My immediate hypothesis is that being a pet in our house takes up so much energy that they need to have their brains bashed into oblivion during the day so they're ready for us at night. The dog probably still gets excited, watching forty year old cat food commercials. This hypothesis is subject to change, much like Hillary's answers to any given question. Or unlike Trump's fancy hairstyle (which he insists on being called Ralph). The reason for the hypothesis is that my wife says the same thing. I dare not take off work, lest I have an entire home full of beings with Bashed Brains. I get enough of that at work.

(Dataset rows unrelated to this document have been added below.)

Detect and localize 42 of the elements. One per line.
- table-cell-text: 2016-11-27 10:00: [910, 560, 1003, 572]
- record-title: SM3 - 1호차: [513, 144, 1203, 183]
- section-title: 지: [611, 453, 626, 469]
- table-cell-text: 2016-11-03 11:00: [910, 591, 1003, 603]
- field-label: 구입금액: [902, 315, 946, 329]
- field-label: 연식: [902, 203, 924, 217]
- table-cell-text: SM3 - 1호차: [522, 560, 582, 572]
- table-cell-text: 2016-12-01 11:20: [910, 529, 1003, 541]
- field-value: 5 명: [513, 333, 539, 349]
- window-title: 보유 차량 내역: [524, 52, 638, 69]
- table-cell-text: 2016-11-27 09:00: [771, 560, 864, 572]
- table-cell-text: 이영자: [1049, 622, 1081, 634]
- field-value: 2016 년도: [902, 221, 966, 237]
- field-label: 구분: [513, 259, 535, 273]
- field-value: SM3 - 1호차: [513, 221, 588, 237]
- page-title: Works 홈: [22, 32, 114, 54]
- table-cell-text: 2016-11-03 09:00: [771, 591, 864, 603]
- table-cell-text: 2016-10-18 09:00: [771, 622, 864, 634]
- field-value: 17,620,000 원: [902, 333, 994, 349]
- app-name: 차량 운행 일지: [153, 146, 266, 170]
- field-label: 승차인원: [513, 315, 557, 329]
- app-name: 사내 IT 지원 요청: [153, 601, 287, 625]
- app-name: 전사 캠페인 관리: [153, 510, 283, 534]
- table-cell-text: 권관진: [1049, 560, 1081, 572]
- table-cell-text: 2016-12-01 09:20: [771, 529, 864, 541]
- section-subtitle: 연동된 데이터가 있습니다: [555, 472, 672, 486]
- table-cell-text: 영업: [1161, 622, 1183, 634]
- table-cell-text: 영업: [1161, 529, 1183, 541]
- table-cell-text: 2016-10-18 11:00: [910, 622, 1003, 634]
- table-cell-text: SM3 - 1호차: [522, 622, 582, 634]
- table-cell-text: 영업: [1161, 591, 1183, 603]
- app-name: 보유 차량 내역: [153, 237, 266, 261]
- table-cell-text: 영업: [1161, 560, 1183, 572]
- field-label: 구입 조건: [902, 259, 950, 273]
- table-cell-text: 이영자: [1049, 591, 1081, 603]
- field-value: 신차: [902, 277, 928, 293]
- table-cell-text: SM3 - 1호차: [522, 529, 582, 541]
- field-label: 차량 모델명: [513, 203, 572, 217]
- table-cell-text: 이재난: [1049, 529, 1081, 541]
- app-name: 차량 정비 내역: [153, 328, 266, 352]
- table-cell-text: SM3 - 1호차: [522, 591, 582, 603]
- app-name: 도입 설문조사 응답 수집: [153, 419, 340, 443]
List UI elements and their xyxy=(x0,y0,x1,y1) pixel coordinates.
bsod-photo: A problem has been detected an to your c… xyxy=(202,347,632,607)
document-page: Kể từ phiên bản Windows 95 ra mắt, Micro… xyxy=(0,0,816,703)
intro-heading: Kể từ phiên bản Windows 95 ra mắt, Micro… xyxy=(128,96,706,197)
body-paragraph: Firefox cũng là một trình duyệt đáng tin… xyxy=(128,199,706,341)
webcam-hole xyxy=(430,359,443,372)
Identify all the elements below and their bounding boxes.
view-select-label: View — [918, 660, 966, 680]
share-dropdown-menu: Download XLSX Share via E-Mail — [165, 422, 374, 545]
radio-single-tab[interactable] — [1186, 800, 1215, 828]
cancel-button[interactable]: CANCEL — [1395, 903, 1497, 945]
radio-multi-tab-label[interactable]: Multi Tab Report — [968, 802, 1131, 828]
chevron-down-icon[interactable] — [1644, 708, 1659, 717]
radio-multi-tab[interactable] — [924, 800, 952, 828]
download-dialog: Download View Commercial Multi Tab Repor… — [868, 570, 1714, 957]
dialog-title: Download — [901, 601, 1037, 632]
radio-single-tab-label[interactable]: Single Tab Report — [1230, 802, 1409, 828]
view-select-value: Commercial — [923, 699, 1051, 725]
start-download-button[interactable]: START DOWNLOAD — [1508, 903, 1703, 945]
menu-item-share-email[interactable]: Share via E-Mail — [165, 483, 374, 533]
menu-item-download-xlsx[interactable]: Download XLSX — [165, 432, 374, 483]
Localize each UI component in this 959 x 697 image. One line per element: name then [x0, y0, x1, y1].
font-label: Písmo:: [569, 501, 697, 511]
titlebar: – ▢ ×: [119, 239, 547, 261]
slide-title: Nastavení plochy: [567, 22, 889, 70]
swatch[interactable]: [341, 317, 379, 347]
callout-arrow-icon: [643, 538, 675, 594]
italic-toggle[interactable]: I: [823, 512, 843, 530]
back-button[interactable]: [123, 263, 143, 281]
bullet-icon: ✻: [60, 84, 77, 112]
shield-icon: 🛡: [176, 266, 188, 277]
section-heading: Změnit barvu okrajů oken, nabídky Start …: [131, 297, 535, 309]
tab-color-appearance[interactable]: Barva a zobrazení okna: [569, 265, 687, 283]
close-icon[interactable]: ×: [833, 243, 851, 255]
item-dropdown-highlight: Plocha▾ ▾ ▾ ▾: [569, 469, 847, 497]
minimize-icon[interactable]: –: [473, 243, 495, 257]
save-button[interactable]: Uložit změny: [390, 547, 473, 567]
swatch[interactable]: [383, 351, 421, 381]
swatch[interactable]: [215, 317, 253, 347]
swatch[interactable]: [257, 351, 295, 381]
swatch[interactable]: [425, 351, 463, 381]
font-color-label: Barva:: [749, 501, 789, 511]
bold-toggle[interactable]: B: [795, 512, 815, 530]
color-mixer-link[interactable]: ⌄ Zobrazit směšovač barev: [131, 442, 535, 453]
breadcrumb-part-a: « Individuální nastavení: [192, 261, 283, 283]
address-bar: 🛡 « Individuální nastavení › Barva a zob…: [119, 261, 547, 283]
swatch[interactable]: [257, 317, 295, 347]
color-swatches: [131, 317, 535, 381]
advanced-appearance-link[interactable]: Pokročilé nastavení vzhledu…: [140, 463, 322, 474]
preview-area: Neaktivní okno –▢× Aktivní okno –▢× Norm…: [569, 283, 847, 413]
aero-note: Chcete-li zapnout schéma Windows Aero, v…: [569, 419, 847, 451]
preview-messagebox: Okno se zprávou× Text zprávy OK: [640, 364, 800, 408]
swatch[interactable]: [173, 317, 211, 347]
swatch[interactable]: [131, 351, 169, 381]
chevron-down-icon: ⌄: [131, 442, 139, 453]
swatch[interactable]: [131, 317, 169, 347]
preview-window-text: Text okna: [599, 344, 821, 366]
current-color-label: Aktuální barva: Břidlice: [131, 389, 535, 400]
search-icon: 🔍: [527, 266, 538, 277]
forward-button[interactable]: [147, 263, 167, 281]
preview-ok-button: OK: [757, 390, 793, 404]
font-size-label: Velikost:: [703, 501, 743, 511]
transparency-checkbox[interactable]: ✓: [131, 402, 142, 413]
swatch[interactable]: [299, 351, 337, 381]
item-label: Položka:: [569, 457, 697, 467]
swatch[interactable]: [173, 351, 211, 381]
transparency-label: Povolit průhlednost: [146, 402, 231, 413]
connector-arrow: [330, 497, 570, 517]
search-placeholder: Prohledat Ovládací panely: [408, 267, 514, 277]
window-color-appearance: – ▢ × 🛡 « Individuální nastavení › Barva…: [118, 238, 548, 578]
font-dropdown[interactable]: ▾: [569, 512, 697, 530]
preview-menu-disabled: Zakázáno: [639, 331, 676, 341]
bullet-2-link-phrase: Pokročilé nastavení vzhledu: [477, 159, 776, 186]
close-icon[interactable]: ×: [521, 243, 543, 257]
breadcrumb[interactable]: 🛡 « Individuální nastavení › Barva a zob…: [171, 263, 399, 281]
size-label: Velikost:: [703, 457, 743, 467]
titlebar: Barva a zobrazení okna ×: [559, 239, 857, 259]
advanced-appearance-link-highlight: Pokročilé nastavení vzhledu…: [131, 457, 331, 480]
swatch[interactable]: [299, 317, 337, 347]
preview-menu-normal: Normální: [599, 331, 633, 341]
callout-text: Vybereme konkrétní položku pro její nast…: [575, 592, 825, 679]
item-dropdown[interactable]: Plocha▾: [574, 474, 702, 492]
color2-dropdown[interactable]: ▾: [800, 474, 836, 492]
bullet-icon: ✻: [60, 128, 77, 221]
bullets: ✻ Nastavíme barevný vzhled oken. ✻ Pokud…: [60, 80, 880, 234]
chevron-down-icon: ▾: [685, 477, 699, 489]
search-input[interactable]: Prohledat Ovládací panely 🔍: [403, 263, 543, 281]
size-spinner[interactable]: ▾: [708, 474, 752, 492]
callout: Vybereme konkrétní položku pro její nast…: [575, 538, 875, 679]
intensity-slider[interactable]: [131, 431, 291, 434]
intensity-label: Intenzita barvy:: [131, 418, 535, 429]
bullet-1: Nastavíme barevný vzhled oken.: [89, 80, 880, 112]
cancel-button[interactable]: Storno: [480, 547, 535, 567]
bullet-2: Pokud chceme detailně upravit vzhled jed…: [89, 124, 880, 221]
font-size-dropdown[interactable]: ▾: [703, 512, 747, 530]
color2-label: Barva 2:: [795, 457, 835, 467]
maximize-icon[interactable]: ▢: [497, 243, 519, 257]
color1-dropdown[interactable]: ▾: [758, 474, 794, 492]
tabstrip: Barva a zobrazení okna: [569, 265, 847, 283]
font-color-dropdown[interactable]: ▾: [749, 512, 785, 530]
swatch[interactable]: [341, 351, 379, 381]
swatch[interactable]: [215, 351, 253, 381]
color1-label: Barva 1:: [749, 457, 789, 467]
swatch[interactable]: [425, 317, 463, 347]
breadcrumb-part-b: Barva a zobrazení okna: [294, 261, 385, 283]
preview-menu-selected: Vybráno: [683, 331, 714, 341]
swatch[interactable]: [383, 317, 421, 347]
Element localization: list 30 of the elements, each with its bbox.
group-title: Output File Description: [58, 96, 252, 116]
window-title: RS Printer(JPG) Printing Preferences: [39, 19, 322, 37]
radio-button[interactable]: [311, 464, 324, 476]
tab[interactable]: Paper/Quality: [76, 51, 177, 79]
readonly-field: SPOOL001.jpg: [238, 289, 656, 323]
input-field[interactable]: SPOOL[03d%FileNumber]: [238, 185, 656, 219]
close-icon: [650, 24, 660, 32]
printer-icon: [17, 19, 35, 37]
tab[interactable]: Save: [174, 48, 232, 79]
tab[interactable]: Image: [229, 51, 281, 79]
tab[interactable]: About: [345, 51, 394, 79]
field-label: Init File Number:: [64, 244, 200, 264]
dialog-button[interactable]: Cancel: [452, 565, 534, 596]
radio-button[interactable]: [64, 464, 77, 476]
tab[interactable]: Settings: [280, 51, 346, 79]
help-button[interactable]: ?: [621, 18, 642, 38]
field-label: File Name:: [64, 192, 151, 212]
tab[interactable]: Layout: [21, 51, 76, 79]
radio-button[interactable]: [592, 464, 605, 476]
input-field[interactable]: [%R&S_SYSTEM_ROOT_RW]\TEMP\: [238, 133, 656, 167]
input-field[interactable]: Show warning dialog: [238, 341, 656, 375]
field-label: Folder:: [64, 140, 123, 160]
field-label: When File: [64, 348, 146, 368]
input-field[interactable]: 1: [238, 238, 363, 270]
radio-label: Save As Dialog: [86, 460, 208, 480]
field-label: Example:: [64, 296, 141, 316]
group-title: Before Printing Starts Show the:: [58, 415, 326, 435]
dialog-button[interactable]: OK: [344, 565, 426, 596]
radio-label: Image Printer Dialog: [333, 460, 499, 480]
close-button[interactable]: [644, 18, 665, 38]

Things change rapidly when the little monsters hear me coming up the steps after work.  The dog leaps off the couch, dropping his copy of the Wall Street Journal, and lays by the door as if he's been napping all day. The cat leaps off the chair, knocking down his glass of Chateau deChassily, and sits in the middle of the room, as if he doesn't care. When I open the door, the dog forces me to push him with the door. The cat looks up expectantly because, as everyone knows, people are merely Cat Food Dispensers. Then the dog remembers he's supposed to look excited to see me, as the cat 'herds' me into the kitchen to feed him. After all, as everyone knows, people are merely Cat Food Dispensers. The dog sits there and thinks of ways to get the cat food. The cat opens the door, the dog runs in, then the cat claws a piece of furniture, waiting for the wife to let him out. And all is Normal<tm>.

And it turns out that the pets have been watching rock concerts all day. The wife is the one watching the Game Show Network. And I have to go - the SPCA is at the door.